Five women want a judge to stop the state from enforcing a regulation barring licensed lay midwives from delivering babies for women who have not undergone a pair of assessments meant to determine whether they can safely give birth at home.
In a lawsuit filed Thursday in Pulaski County Circuit Court, the women also want Judge Chris Piazza to lift a restriction prohibiting midwives from delivering babies for women who have previously given birth by cesarean section.
The lawsuit contends that the Board of Health regulations interfere with women's right to hire the health care provider of their choice and violate their right to privacy and "bodily integrity" by forcing them to undergo medical treatment.
The suit also claims the board exceeded its authority in issuing the rules and failed to follow the state Administrative Procedure Act when it adopted revisions to the rules in January.
"Women like the Plaintiffs are the most important stakeholders in maternal health yet their input, questions, and feedback concerning the Rules was ignored and trivialized by the [state Department of Health]," attorney Kesha Chiappinelli of Bentonville wrote in the lawsuit.
The department "is not able to discuss ongoing litigation," spokesman Meg Mirivel said in an email Friday.
The board's rules require midwives' clients to receive one pregnancy risk assessment shortly after the midwife begins providing care and the other at or near the 36th week of pregnancy.
The assessments, meant to determine whether the mother has any medical conditions that would make a home birth dangerous or require consultation with a doctor, can be performed by a physician, certified nurse midwife or Health Department clinician.
In practice, midwives say, most of the assessments are performed at Health Department clinics because few other clinicians will perform them for women who plan to give birth at home.
In July, the Board of Health rejected rules proposed by Chiappinelli that would have prevented the Health Department from performing vaginal exams during the risk assessments and allowed midwives to deliver babies for women who have previously had cesarean sections.
In the lawsuit, Chiappinelli said the vaginal exams performed during the Health Department assessments "can be painful physically and psychologically and can be especially traumatic for women who have been sexually abused or raped."
Women who refuse the vaginal exam receive an incomplete assessment.

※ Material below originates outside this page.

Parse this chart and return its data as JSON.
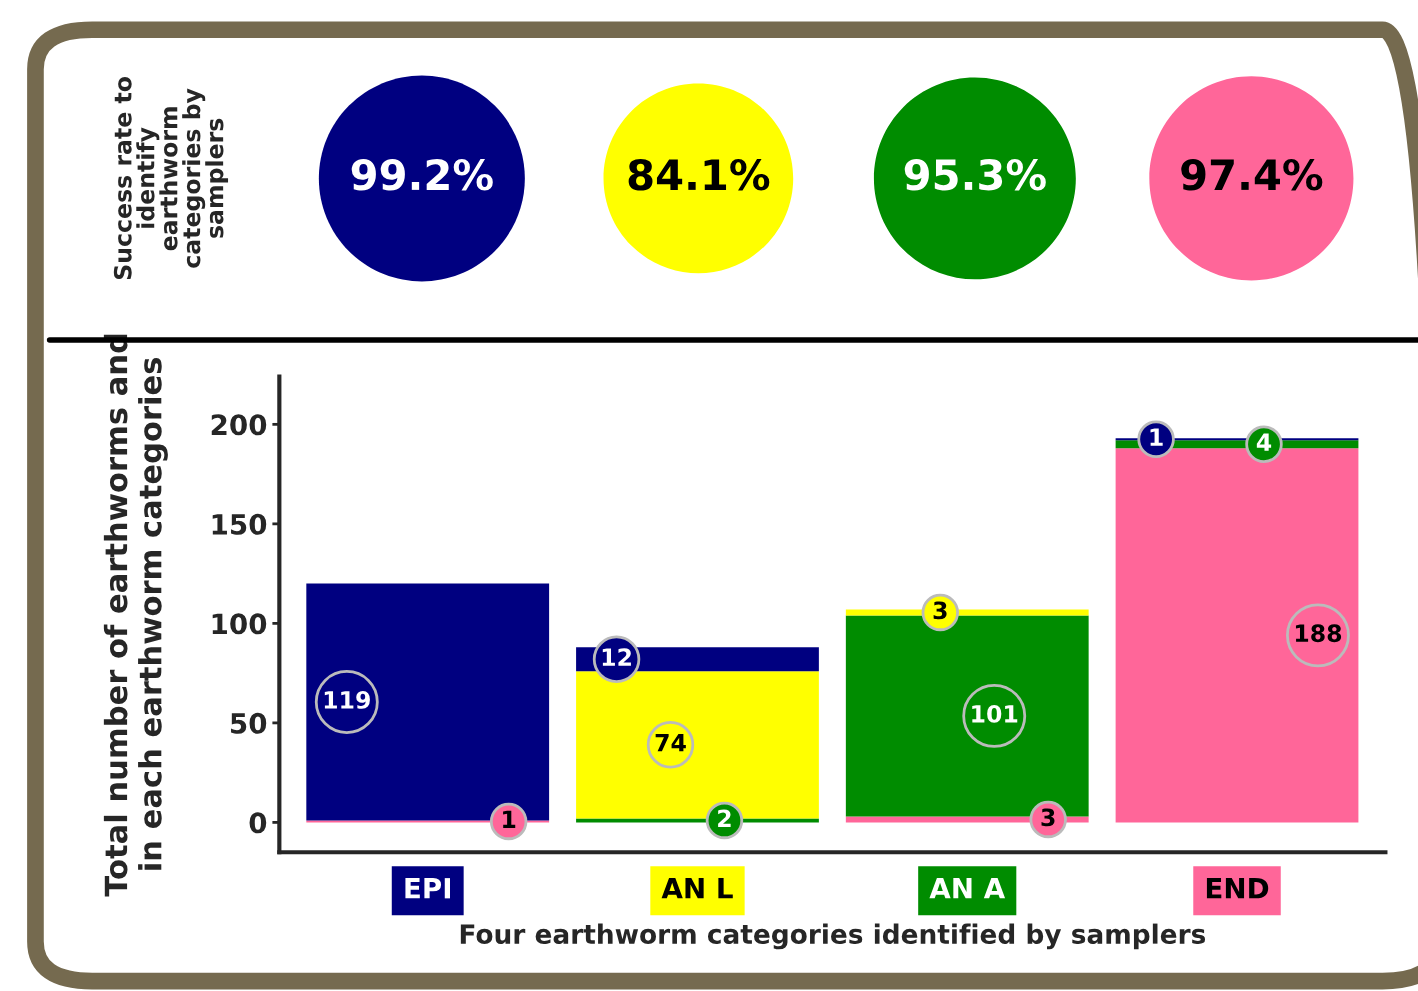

The rule revisions, which took effect in June, allow midwives with extra training in emergency care to deliver babies for women who receive incomplete assessments.
William Greenfield, the medical director for the Health Department's family health services, has said it's not safe for women who have had cesarean sections to give birth at home because they have a higher risk of uterus ruptures during vaginal deliveries.
But Chiappinelli said in the lawsuit that the risk is only slightly higher for such women and is still low, occurring in fewer than 1 percent of births.
The restriction effectively forces the women to have another cesarean section because most hospitals will not allow the women to give birth vaginally, she said.
She said the regulations also bar midwives from caring for women who have a uterine scar, which interferes with a woman's right to hire the provider of her choice.
Belinda Baxley, one of the plaintiffs in the suit, has such a scar and is unable to hire a midwife, according to the lawsuit. She is due to give birth in December and must drive 30 miles from her home in Paragould for prenatal care, Chiappinelli wrote.
The lawsuit asks for a temporary order allowing Baxley to "find appropriate prenatal care that does not present a hardship to her and her family." The suit also asks for an order barring the Health Department and Board of Health from enforcing the rules.